One of the things that helped me to find new and interesting music for my students to perform was my membership and association with the American Choral Directors Association (ACDA). ACDA has been a miracle for choral music in the United States. My initial involvement with ACDA began with a phone call asking if I would take on the job of Editor for the Star Of The North Choral Journal. This resulted in a life-long membership with this wonderful organization! We, (Minnesota ACDA and I) won several National awards for the publication during this time. I later was nominated for President of ACDA and served a 6-year term with pleasure and a lot of blood, sweat and tears!
ACDA was a vibrant part of my choral career. The performances at Fall Conferences (and the winter MENC Conventions) are part of the lifeblood that keeps choirs alive. Collaboration and Camaraderie between Director and Choir, Choir and Audience, and Director and Directors is vital to Choral music.
Ken’s Grapes (Choir) Close Up
Since my retirement in 2013, I have put much of my time into planting and maintaining a small vineyard on the hobby farm where my wife Linda and I live. I think of the grape vines as my “choir.” I go out each day and see how each variety (section) and plant (singer) are doing. I prune a little here and there, direct a vine up on a better route, fine tune them a bit if the vines need it and nurture them through the whole season with the rich anticipation of the performances the fruit will produce – a fine wine to savor!
How can one summarize fifty years of Vocal and Choral teaching which covers Kindergarten through College? Add to that, years of church choir directing covering six different denominations, thousands of voice lessons and numerous professional singing performances – I feel tired just thinking about it, so I retired!
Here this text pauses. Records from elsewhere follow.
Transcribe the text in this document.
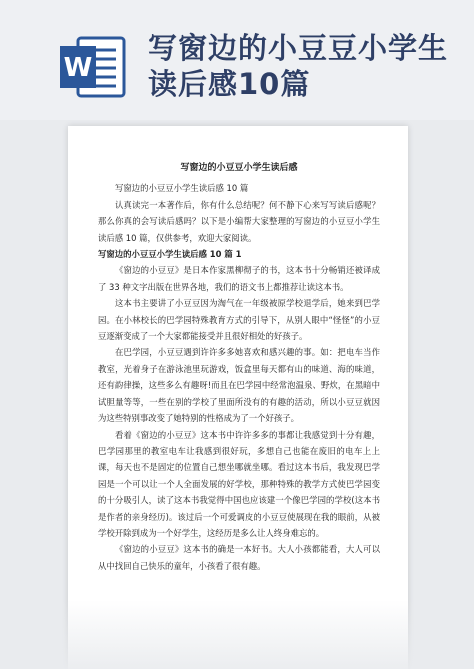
W
写窗边的小豆豆小学生读后感10篇

写窗边的小豆豆小学生读后感

写窗边的小豆豆小学生读后感 10 篇

认真读完一本著作后，你有什么总结呢？何不静下心来写写读后感呢？那么你真的会写读后感吗？以下是小编帮大家整理的写窗边的小豆豆小学生读后感 10 篇，仅供参考，欢迎大家阅读。

写窗边的小豆豆小学生读后感 10 篇 1

《窗边的小豆豆》是日本作家黑柳彻子的书，这本书十分畅销还被译成了 33 种文字出版在世界各地，我们的语文书上都推荐让读这本书。

这本书主要讲了小豆豆因为淘气在一年级被原学校退学后，她来到巴学园。在小林校长的巴学园特殊教育方式的引导下，从别人眼中“怪怪”的小豆豆逐渐变成了一个大家都能接受并且很好相处的好孩子。

在巴学园，小豆豆遇到许许多多她喜欢和感兴趣的事。如：把电车当作教室，光着身子在游泳池里玩游戏，饭盒里每天都有山的味道、海的味道，还有韵律操，这些多么有趣呀!而且在巴学园中经常泡温泉、野炊，在黑暗中试胆量等等，一些在别的学校了里面所没有的有趣的活动，所以小豆豆就因为这些特别事改变了她特别的性格成为了一个好孩子。

看着《窗边的小豆豆》这本书中许许多多的事都让我感觉到十分有趣，巴学园那里的教室电车让我感到很好玩，多想自己也能在废旧的电车上上课，每天也不是固定的位置自己想坐哪就坐哪。看过这本书后，我发现巴学园是一个可以让一个人全面发展的好学校，那种特殊的教学方式使巴学园变的十分吸引人，读了这本书我觉得中国也应该建一个像巴学园的学校(这本书是作者的亲身经历)。该过后一个可爱调皮的小豆豆使展现在我的眼前，从被学校开除到成为一个好学生，这经历是多么让人终身难忘的。

《窗边的小豆豆》这本书的确是一本好书。大人小孩都能看，大人可以从中找回自己快乐的童年，小孩看了很有趣。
Shalom and Cheers to you all,
- DMA in Choral Music and Conducting from the University of Illinois under Dr. Harold Decker
- MA from Central Washington University under Dr. Wayne Hertz
- BA from St. Olaf College with choral work under Olaf Christianson.
Dr. Ken Hodgson is Professor emeritus and former Director of Choral Activities at the University of Minnesota Morris. He was awarded the F. Melius Christiansen Lifetime Achievement Award by the American Choral Directors Association of Minnesota in 2018.